A group of boys lines up on the third-base side of an overgrown ball field, kicking sneaker toes at the chalky earth and chewing on the sides of their fingers. The sun above them pulses and stares, the wind having died to nothing, but the boys stand still and content and thirsty, waiting to be picked for a team. The two captains are in front of them, assessing options, deliberating on skill sets. Choices are harder to make these days: when kids get sick they stay sick. Almost all of them have become acquainted with hunger. Some of them are no longer wearing a glove, having been forced by their fathers to barter or sell for something the family needed more desperately. The captains take all this into consideration, the myriad possibilities of an upcoming chess match. They have become expert at managing the disorder.
Nobody will be left out. That’s a rule. If ten kids show up, ten kids will play. Same rule goes for thirty kids. Fifty. They will invent a new game entirely if it means avoiding a man sitting out. (More often than not it isn’t a concern, but they have occasionally simply given up on baseball—too many players for it to even be fun anymore—and run around the field instead like maniacs, like apes, like soldiers storming the beach at Normandy.) Now and again someone brings a watermelon, pilfered from a neighborhood patch; if their numbers are few they simply smash it and feast greedily on the hunks, like lions at a wildebeest’s rib. If they are many they scratch its flesh with their fingernails and suck the pulp out from underneath. Now and again—and these are the good, good days—someone brings along a stolen jar of hooch.
They play nine innings, regardless of circumstance. Rain, snow, twisted ankle. Rotating rosters of kids going home for dinner and coming back in, kids helping put their siblings to bed, kids having to go to bed themselves. Some kids show up suddenly and join them for a single day before their families continue their migrations to wherever. Others have convinced their families to stay here simply so the game never has to end. (Parents do more these days to keep their kids happy. Nothing like a war for re-written priorities.) They play into the dusk, damn the black eyes, refusing to stop even when they can no longer make each other out. More than once they’ve lost the ball in the tall grass with no true light to aid a search; someone always produces a suitable stone to take its place. More than once they’ve seen lightning strike the backstop and slide, blue and crackling, down the pole before slamming with a zip into the earth.

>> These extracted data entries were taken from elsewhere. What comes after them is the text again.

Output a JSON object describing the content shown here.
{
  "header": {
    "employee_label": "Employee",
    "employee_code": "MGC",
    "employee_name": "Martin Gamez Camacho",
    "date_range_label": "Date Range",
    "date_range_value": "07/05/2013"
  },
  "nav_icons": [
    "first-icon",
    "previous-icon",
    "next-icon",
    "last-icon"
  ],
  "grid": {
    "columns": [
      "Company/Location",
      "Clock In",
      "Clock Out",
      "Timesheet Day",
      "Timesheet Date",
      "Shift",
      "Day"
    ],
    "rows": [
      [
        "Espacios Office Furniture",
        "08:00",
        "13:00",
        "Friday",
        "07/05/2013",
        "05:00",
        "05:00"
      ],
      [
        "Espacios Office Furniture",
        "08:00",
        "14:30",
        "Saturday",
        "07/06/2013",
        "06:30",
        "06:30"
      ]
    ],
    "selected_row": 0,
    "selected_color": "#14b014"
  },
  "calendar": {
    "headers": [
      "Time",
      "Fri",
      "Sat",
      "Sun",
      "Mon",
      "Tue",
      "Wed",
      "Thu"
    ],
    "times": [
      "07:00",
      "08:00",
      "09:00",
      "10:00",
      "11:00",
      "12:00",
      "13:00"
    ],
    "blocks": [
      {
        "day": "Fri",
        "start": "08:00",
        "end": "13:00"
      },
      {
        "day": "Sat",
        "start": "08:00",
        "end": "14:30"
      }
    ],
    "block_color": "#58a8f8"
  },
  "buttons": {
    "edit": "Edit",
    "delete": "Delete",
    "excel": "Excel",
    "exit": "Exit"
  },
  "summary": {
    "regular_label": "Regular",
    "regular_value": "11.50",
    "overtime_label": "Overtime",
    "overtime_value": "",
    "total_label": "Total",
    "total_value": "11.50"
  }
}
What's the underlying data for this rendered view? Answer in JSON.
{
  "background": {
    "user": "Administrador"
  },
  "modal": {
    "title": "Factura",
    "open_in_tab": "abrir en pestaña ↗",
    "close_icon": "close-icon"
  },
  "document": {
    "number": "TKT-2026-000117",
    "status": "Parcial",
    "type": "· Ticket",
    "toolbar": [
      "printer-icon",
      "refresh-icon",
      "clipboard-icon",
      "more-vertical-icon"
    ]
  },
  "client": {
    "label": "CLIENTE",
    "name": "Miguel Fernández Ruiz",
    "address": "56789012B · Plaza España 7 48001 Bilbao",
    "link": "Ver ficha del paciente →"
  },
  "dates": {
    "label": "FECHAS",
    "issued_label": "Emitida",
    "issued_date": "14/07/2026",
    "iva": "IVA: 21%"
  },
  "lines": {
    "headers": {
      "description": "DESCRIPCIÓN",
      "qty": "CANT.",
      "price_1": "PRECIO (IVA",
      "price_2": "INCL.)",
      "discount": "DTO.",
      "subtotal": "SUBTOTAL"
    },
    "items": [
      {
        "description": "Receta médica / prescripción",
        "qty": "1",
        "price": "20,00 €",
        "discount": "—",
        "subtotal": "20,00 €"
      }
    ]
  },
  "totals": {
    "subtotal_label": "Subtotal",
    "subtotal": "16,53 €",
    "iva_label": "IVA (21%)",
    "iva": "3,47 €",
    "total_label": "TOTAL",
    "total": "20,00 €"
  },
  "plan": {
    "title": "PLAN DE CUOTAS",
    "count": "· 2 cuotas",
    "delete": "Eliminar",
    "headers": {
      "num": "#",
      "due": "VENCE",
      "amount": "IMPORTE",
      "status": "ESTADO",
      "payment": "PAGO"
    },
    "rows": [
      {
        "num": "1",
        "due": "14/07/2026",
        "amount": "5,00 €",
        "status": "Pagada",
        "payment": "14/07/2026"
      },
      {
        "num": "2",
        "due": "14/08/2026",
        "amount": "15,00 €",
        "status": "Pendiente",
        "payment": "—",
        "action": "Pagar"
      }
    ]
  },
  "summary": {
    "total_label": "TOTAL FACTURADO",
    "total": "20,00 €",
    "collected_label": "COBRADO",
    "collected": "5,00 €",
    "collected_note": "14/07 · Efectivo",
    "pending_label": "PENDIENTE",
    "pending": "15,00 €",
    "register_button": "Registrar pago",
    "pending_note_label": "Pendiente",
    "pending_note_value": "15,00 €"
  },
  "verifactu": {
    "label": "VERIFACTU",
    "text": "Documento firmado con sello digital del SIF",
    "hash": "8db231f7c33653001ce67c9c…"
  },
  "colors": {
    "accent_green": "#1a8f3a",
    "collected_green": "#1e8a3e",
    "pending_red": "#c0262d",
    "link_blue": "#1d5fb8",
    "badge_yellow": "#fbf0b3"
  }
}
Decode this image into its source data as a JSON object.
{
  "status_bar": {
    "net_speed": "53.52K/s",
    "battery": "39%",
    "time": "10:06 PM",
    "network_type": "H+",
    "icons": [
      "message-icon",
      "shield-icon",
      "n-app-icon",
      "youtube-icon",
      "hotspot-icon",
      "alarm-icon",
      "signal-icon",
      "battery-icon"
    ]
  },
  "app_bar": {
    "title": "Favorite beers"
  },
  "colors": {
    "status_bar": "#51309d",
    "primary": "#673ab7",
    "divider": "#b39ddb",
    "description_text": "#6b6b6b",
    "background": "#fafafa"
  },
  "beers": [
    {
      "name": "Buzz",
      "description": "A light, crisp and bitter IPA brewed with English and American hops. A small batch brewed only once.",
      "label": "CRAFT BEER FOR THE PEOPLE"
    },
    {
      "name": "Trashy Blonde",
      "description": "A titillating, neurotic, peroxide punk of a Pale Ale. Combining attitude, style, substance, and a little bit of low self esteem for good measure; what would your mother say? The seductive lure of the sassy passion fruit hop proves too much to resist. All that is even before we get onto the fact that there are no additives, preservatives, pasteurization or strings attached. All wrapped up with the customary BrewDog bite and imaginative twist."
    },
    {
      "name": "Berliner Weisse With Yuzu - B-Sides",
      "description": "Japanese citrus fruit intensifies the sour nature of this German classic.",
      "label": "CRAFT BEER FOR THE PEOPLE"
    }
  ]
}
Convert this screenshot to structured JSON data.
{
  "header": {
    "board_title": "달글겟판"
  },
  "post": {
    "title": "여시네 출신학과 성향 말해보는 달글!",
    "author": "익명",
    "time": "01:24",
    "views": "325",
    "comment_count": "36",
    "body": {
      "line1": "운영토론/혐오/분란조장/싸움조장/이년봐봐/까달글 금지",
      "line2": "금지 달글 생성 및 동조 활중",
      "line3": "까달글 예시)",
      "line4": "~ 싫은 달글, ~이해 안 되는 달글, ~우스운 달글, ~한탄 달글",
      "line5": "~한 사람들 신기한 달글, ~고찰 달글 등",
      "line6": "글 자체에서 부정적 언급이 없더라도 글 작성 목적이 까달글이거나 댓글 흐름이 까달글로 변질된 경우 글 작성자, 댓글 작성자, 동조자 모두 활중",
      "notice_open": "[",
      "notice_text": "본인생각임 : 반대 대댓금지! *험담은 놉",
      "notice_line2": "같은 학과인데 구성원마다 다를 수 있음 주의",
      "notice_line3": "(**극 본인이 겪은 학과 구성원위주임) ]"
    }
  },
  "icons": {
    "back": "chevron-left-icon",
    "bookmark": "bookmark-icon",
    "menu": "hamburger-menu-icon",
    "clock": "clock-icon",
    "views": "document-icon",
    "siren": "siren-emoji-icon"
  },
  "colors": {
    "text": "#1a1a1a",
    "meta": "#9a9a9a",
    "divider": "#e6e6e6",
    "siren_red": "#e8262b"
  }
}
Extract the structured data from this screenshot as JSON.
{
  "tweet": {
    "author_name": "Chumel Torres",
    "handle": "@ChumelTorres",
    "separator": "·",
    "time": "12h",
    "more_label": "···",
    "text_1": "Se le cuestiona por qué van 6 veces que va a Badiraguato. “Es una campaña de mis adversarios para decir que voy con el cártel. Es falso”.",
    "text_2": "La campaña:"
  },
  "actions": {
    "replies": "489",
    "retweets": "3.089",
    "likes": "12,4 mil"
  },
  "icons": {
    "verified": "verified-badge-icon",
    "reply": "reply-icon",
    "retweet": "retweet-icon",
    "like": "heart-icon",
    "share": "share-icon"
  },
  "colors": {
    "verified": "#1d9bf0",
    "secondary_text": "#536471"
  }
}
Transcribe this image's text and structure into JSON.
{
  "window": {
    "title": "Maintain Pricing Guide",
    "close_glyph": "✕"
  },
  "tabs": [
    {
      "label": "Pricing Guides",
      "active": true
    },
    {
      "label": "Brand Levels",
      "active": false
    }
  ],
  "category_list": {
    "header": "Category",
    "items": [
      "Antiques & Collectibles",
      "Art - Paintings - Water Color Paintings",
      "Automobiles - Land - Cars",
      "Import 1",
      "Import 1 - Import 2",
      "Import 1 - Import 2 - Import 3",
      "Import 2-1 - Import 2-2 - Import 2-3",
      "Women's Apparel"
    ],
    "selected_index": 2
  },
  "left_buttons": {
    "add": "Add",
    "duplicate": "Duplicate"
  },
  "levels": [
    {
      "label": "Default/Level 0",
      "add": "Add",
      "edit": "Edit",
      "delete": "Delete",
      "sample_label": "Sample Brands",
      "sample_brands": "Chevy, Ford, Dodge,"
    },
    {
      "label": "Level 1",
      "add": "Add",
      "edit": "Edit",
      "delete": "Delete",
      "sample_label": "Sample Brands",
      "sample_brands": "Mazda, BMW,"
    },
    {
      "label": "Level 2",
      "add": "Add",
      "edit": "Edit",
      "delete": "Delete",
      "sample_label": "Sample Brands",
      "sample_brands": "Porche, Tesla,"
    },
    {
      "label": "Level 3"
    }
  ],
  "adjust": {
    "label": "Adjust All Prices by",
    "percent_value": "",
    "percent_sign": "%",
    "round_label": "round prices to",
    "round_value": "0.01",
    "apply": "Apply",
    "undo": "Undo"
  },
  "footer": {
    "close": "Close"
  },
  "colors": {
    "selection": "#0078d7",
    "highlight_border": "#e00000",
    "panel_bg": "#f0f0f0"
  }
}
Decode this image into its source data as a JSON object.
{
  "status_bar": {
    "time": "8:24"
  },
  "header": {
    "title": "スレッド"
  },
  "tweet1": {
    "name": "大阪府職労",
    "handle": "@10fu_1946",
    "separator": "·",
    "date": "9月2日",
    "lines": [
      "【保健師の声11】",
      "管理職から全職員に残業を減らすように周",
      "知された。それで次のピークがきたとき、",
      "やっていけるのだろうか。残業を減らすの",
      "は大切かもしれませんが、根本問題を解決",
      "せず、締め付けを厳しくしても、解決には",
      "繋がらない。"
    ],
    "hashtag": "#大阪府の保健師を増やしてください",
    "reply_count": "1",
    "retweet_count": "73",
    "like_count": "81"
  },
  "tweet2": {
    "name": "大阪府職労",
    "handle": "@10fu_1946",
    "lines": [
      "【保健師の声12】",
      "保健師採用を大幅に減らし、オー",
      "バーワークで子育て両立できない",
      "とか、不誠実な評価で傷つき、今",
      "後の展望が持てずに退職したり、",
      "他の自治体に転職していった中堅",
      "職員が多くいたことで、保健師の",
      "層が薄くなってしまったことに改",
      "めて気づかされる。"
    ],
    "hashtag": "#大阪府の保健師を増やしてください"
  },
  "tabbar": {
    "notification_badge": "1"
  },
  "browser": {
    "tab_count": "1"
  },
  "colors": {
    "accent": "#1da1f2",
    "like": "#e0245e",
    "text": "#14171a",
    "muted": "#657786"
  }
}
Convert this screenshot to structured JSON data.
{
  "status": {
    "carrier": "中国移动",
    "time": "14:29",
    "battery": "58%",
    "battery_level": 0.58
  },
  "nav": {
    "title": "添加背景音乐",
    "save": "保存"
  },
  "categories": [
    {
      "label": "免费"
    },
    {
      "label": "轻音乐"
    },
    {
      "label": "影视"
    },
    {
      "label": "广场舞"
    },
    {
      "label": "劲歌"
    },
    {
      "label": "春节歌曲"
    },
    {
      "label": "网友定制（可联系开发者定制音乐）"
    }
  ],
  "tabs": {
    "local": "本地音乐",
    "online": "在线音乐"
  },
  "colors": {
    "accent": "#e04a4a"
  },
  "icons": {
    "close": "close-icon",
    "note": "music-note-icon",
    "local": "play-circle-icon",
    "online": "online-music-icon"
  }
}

A new kid is picked first every game. A new kid is picked last. These are rules. If you’ve been picked first in the last five games you don’t get picked first again. Nobody is counting; they work on the honor system. They simply hold the rules in high esteem. They are chock-full of honor. When a kid gets picked he’s expected to tip his hat. His captain is supposed to thank him for joining the team. These are rules, but they are unspoken. They believe some rules must be silent in order to maintain their dignity. Today there are seventeen kids which makes uneven teams but one kid volunteers himself to be the umpire, which is considered a position of great respect. Nobody ever questions the umpire, but nobody ever needs to. They take pains to show each other kindness, both on-field and off-, because at any point the kid they’re speaking to could be the ump, and the ump has immense power.
This particular match is looking dodgy. The weather has not been spectacular all day. They’ve pushed their ritual farther and farther into the fall, ignoring as best they can the bitter cold that sometimes comes through on the wind, the crust of dead leaves that falls onto the infield, and now the air is bursting with the heavy threat of rain—which they wouldn’t mind, but which they know makes darkness so much darker. The score is tied, seven to seven, bottom of the eighth. One team’s captain is pitching, the other is batting, and no one is breathing. Those in the field punch their palms and chatter to themselves. Those behind the fence wrap their fingers through the chain link and try to squeeze it until it bends. Daylight is long gone. The moon is helpless. The pitcher delivers and the ball lands with a thud somewhere behind the catcher’s head. —Ball, I guess, says the ump. —I can’t see shit.
They’ve never stopped a game early before. There is no precedent for this. And while none of them is afraid of causing himself bodily injury for the sake of the game, neither do any of them see the point in a blindfolded bout. It’s Russian roulette with no rules, and they don’t respect a lack of rules. They stand in their places, quietly considering options, and can hear footfalls, men chatting with each other, coming closer across the night. They recognize their fathers’ voices, but can’t see their bodies. They see flashes of light popping on the sides of the field, and then the crackle of lighted torches, and their fathers, standing in groups, surrounding them, they can see their fathers’ long faces. The men with the torches touch them to piles of wood at their feet, and the kids hear the whoosh of eager flames, and the field is visible again in the willowy orange light. Some of the men are holding bottles of hooch, some standing with their arms crossed at their chests. —Go on, then, one of them says. —Came to see a goddamned baseball game.